Cordula Reyer (born 1964) is an Austrian runway, magazine and advertisement model who later became a fashion journalist. She rose to prominence during the supermodel era of the 1980s and 1990s.

==Early career==
Reyer began her career with runway modeling for various shows in Europe, such as Yves Saint Laurent and Helmut Lang. She expressed an interest in modeling in the United States, and contacted an American agency through her hairstylist at the time, Peter Savic. She was 25 years old when she began modeling in America, and had a son. It was uncommon at the time for mothers to have modeling careers, and Reyer has stated that juggling motherhood and modeling was difficult.

==Runway modeling==
Reyer became a regular fixture at numerous runway shows, including Dolce & Gabbana, Prada, Comme des Garçons, Jil Sander, Max Mara, Thierry Mugler, and Bottega Veneta.

==Magazine modeling==
Reyer was featured in the American, British, French, and German editions of Vogue, French and German editions of Marie Claire, German edition of Elle, French edition of Glamour, and the American Another Magazine.

==Advertisement modeling==
Reyer's most high-profile advertising campaign was for American cosmetic company Revlon in the famous "Unforgettable Women" series photographed by Richard Avedon.

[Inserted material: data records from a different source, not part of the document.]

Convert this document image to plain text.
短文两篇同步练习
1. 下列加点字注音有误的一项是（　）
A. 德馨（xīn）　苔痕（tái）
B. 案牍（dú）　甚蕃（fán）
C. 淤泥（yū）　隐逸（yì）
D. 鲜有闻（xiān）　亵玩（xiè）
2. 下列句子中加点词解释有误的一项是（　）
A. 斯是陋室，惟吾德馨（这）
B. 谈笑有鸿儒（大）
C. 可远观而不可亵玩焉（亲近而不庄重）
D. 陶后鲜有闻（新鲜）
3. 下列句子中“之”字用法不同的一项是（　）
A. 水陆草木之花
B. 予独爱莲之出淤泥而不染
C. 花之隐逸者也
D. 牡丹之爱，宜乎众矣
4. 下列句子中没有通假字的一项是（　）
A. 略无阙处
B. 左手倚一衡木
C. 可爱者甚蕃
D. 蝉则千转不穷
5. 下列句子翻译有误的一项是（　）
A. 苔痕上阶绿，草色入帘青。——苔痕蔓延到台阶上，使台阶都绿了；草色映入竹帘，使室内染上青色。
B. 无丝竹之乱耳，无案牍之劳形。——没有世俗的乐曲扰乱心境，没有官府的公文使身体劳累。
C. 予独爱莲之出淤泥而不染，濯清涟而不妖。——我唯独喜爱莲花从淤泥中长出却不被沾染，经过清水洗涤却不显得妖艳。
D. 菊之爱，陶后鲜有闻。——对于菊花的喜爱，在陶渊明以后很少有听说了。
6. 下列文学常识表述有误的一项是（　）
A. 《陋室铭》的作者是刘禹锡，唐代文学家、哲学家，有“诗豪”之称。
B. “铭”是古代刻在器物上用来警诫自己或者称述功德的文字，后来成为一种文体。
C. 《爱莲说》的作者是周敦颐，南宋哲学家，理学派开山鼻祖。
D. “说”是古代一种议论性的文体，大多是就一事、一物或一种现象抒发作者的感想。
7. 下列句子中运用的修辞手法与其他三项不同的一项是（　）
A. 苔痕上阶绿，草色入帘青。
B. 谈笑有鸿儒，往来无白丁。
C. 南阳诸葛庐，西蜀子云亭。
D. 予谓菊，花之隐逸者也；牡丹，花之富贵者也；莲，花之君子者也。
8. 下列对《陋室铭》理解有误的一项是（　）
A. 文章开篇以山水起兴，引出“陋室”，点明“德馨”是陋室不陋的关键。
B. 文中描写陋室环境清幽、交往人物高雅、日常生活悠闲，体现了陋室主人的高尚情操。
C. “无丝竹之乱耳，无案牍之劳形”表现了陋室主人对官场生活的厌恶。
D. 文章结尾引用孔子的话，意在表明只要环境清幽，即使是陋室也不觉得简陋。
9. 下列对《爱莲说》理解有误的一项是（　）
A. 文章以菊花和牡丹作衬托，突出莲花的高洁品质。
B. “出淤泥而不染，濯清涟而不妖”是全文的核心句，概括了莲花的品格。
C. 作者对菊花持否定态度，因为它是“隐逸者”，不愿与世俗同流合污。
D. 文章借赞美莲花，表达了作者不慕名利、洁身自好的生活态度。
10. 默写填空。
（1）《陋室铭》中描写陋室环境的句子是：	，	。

Reyer appeared alongside Belgian model Fabienne Terwinghe, Israeli model Michaela Bercu, and American model Carré Otis for the print ad. Reyer also modeled for Adrienne Vittadini, Anne Kleinlein, Bloomingdale's, DKNY, Eddie Bauer, Enrico Coveri, Gap, Iceberg, and Katharine Hamnett ads.

==Present career and fashion journalism==
Reyer has retired from modeling and has now begun a career as a fashion journalist. Her first project was interviewing Bottega Veneta designer Tomas Maier for Swiss magazine NZZ in September 2009.